Childs, who grew up shoveling manure on a ranch in Fort Worth, said he was inspired to write “Tarrant County” by his namesake father, the third. “That’s part of what I wanted to show off is my dad. I don’t know how he maintains at this age. He’s still a cowboy, though. Nothing stops him. A horse even destroyed both his knees years ago, yet he had them replaced and got back out there as soon as he could.”

Childs said the video meant a lot to him and his father, who helped with the videography and makes an appearance.

Photo by @candiceghaiphotography

Childs’ electronic musical influences as a youngster included Clan of Xymox, which Fryer helped produce in the late 1980. Childs said that Xymox played a life-changing role for him as a musician. “Clan of Xymox’s Medusa was the first album I had ever heard that merged a few styles that I was in to. Xymox fused that wiry, weird sci-fun sound with rock and guitars. It gave me hope.

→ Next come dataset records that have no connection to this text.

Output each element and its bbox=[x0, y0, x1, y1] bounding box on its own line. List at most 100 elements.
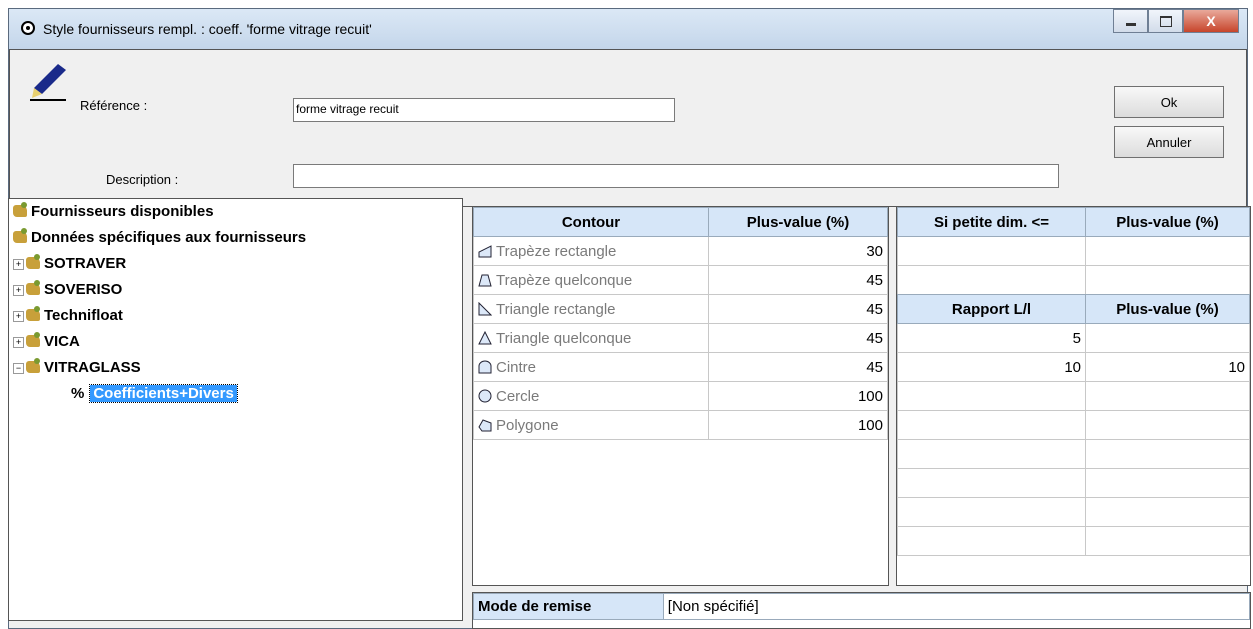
reference-label: Référence : bbox=[80, 98, 148, 113]
plus-value-cell[interactable] bbox=[1085, 265, 1250, 295]
remise-table: Mode de remise [Non spécifié] bbox=[473, 593, 1251, 620]
table-row[interactable] bbox=[897, 439, 1250, 469]
plus-value-cell[interactable]: 100 bbox=[708, 381, 888, 411]
table-row[interactable]: Cercle 100 bbox=[473, 381, 888, 411]
rapport-cell[interactable] bbox=[897, 410, 1086, 440]
supplier-folder-icon bbox=[26, 358, 40, 373]
rapport-cell[interactable] bbox=[897, 468, 1086, 498]
maximize-button[interactable] bbox=[1148, 9, 1183, 33]
contour-label: Triangle quelconque bbox=[496, 329, 632, 347]
column-header-contour[interactable]: Contour bbox=[473, 207, 709, 237]
trapeze-rectangle-icon bbox=[478, 244, 492, 257]
table-row[interactable] bbox=[897, 381, 1250, 411]
supplier-folder-icon bbox=[13, 228, 27, 243]
title-bar: Style fournisseurs rempl. : coeff. 'form… bbox=[9, 9, 1247, 50]
table-row[interactable]: Trapèze rectangle 30 bbox=[473, 236, 888, 266]
rapport-cell[interactable] bbox=[897, 439, 1086, 469]
collapse-icon[interactable]: − bbox=[13, 363, 24, 374]
description-field[interactable] bbox=[293, 164, 1059, 188]
tree-label: SOTRAVER bbox=[44, 255, 127, 272]
petite-dim-cell[interactable] bbox=[897, 265, 1086, 295]
plus-value-cell[interactable] bbox=[1085, 468, 1250, 498]
expand-icon[interactable]: + bbox=[13, 259, 24, 270]
trapeze-quelconque-icon bbox=[478, 274, 492, 286]
plus-value-cell[interactable]: 100 bbox=[708, 410, 888, 440]
triangle-rectangle-icon bbox=[478, 301, 492, 315]
cercle-icon bbox=[478, 389, 492, 402]
tree-item-coefficients[interactable]: % Coefficients+Divers bbox=[71, 384, 238, 403]
tree-item-vica[interactable]: + VICA bbox=[13, 332, 80, 350]
expand-icon[interactable]: + bbox=[13, 337, 24, 348]
plus-value-cell[interactable] bbox=[1085, 323, 1250, 353]
table-row[interactable]: Trapèze quelconque 45 bbox=[473, 265, 888, 295]
table-row[interactable]: 5 bbox=[897, 323, 1250, 353]
contour-table: Contour Plus-value (%) Trapèze rectangle… bbox=[473, 207, 888, 440]
dimension-panel: Si petite dim. <= Plus-value (%) Rapport… bbox=[896, 206, 1251, 586]
window-title: Style fournisseurs rempl. : coeff. 'form… bbox=[43, 21, 372, 37]
plus-value-cell[interactable] bbox=[1085, 381, 1250, 411]
table-row[interactable]: Polygone 100 bbox=[473, 410, 888, 440]
plus-value-cell[interactable] bbox=[1085, 526, 1250, 556]
description-label: Description : bbox=[106, 172, 179, 187]
table-row[interactable]: Cintre 45 bbox=[473, 352, 888, 382]
header-panel: Référence : forme vitrage recuit Descrip… bbox=[9, 49, 1247, 207]
table-row[interactable] bbox=[897, 526, 1250, 556]
table-row[interactable] bbox=[897, 497, 1250, 527]
petite-dim-cell[interactable] bbox=[897, 236, 1086, 266]
close-button[interactable]: X bbox=[1183, 9, 1239, 33]
column-header-rapport[interactable]: Rapport L/l bbox=[897, 294, 1086, 324]
plus-value-cell[interactable] bbox=[1085, 410, 1250, 440]
contour-label: Cintre bbox=[496, 358, 537, 376]
plus-value-cell[interactable]: 45 bbox=[708, 323, 888, 353]
column-header-plus-value[interactable]: Plus-value (%) bbox=[1085, 207, 1250, 237]
tree-item-donnees-specifiques[interactable]: Données spécifiques aux fournisseurs bbox=[13, 228, 306, 246]
table-row[interactable] bbox=[897, 236, 1250, 266]
contour-label: Polygone bbox=[496, 416, 559, 434]
ok-button[interactable]: Ok bbox=[1114, 86, 1224, 118]
tree-item-technifloat[interactable]: + Technifloat bbox=[13, 306, 123, 324]
tree-label: Fournisseurs disponibles bbox=[31, 203, 214, 220]
tree-item-vitraglass[interactable]: − VITRAGLASS bbox=[13, 358, 141, 376]
plus-value-cell[interactable] bbox=[1085, 497, 1250, 527]
supplier-folder-icon bbox=[26, 280, 40, 295]
column-header-plus-value[interactable]: Plus-value (%) bbox=[708, 207, 888, 237]
pen-icon bbox=[30, 64, 66, 101]
tree-label: VITRAGLASS bbox=[44, 359, 141, 376]
contour-panel: Contour Plus-value (%) Trapèze rectangle… bbox=[472, 206, 889, 586]
rapport-cell[interactable]: 10 bbox=[897, 352, 1086, 382]
plus-value-cell[interactable] bbox=[1085, 439, 1250, 469]
tree-label: Coefficients+Divers bbox=[89, 384, 238, 403]
tree-item-soveriso[interactable]: + SOVERISO bbox=[13, 280, 122, 298]
column-header-petite-dim[interactable]: Si petite dim. <= bbox=[897, 207, 1086, 237]
table-row[interactable] bbox=[897, 468, 1250, 498]
table-row[interactable] bbox=[897, 410, 1250, 440]
supplier-tree[interactable]: Fournisseurs disponibles Données spécifi… bbox=[8, 198, 463, 621]
remise-panel: Mode de remise [Non spécifié] bbox=[472, 592, 1251, 629]
rapport-cell[interactable] bbox=[897, 526, 1086, 556]
plus-value-cell[interactable]: 45 bbox=[708, 265, 888, 295]
petite-dim-table: Si petite dim. <= Plus-value (%) bbox=[897, 207, 1250, 295]
expand-icon[interactable]: + bbox=[13, 311, 24, 322]
column-header-plus-value[interactable]: Plus-value (%) bbox=[1085, 294, 1250, 324]
table-row[interactable]: Triangle rectangle 45 bbox=[473, 294, 888, 324]
plus-value-cell[interactable]: 45 bbox=[708, 352, 888, 382]
cintre-icon bbox=[478, 360, 492, 373]
table-row[interactable] bbox=[897, 265, 1250, 295]
rapport-cell[interactable]: 5 bbox=[897, 323, 1086, 353]
plus-value-cell[interactable]: 10 bbox=[1085, 352, 1250, 382]
plus-value-cell[interactable]: 45 bbox=[708, 294, 888, 324]
rapport-cell[interactable] bbox=[897, 497, 1086, 527]
plus-value-cell[interactable] bbox=[1085, 236, 1250, 266]
remise-value[interactable]: [Non spécifié] bbox=[662, 593, 1251, 620]
cancel-button[interactable]: Annuler bbox=[1114, 126, 1224, 158]
tree-item-fournisseurs-disponibles[interactable]: Fournisseurs disponibles bbox=[13, 202, 214, 220]
table-row[interactable]: Triangle quelconque 45 bbox=[473, 323, 888, 353]
expand-icon[interactable]: + bbox=[13, 285, 24, 296]
tree-item-sotraver[interactable]: + SOTRAVER bbox=[13, 254, 127, 272]
plus-value-cell[interactable]: 30 bbox=[708, 236, 888, 266]
minimize-button[interactable] bbox=[1113, 9, 1148, 33]
table-row[interactable]: 10 10 bbox=[897, 352, 1250, 382]
reference-field[interactable]: forme vitrage recuit bbox=[293, 98, 675, 122]
supplier-folder-icon bbox=[26, 254, 40, 269]
rapport-cell[interactable] bbox=[897, 381, 1086, 411]
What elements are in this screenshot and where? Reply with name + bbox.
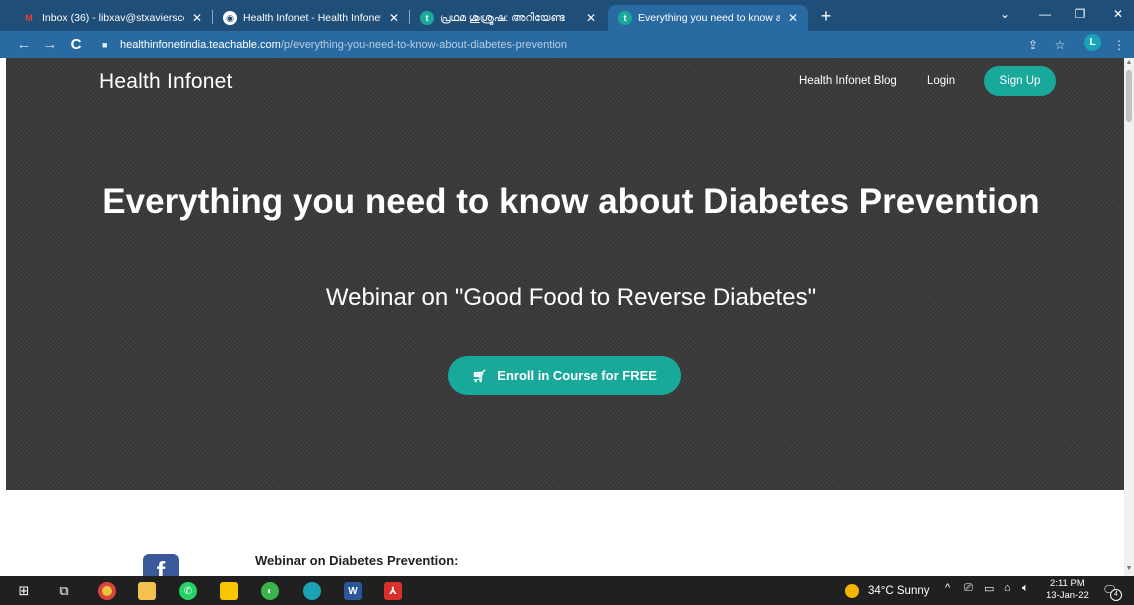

It made me think a weirdo like me would maybe be able to fuse my sound in a way, one day, where it might draw a bigger crowd.”

After playing in mostly punk bands all throughout high school, Childs joined the Army at 18 and then moved to California, working as a film editor and then working for the Star Wars games with Lucas Films as well as acting. Making music with some of the biggest names in Hollywood also helps, he said.

For Childs, working with Fryer has been a dream.

“I get to do it now with, ironically, the guy that produced every album I was ever into at 11 years old, living on a ranch having to have my parents drive me to record shops,” Childs said. “It’s like working with the Wizard of Oz, man.”

Childs met Fryer through Petke, who had invited Childs to one of Fryer’s performances in Los Angeles. Childs said meeting Fryer was a big deal. “There’s nothing he hasn’t produced that I haven’t been in love with even before I knew he produced them.”

Childs, Fryer, and Petke, who have been working as a team for the past couple of years, said the message of the song is unity. “After the pandemic, we wanted to do something that uplifted and showed solidarity, something that uplifts the spirit. There’s a lot of dark music out there, movies, TV shows. People are more divided than ever. I come from a conservative family but lived in San Francisco for years. Showing that we can be different people but still love one another, I think, is one of the most important messages we could bring to the table. Writing songs again, like we did in the Depression, just gives you something to sing around the campfire to flame your spirit. That’s how we built a civilization in the first place.”

Tarrant County was one of “a lot” of songs Childs sent producer Fryer. The track, Fryer said, “kinda stuck out with the country vibe I could hear in the song. Then I talked to [Childs] about giving it a more country element to it, bringing in the banjos and the slide guitar and taking it down that route.”

Childs is set to release another, similar video, this one for the track “Country Shades.”

Editor’s note: This article was updated to correct an error on Thu, Sep 2.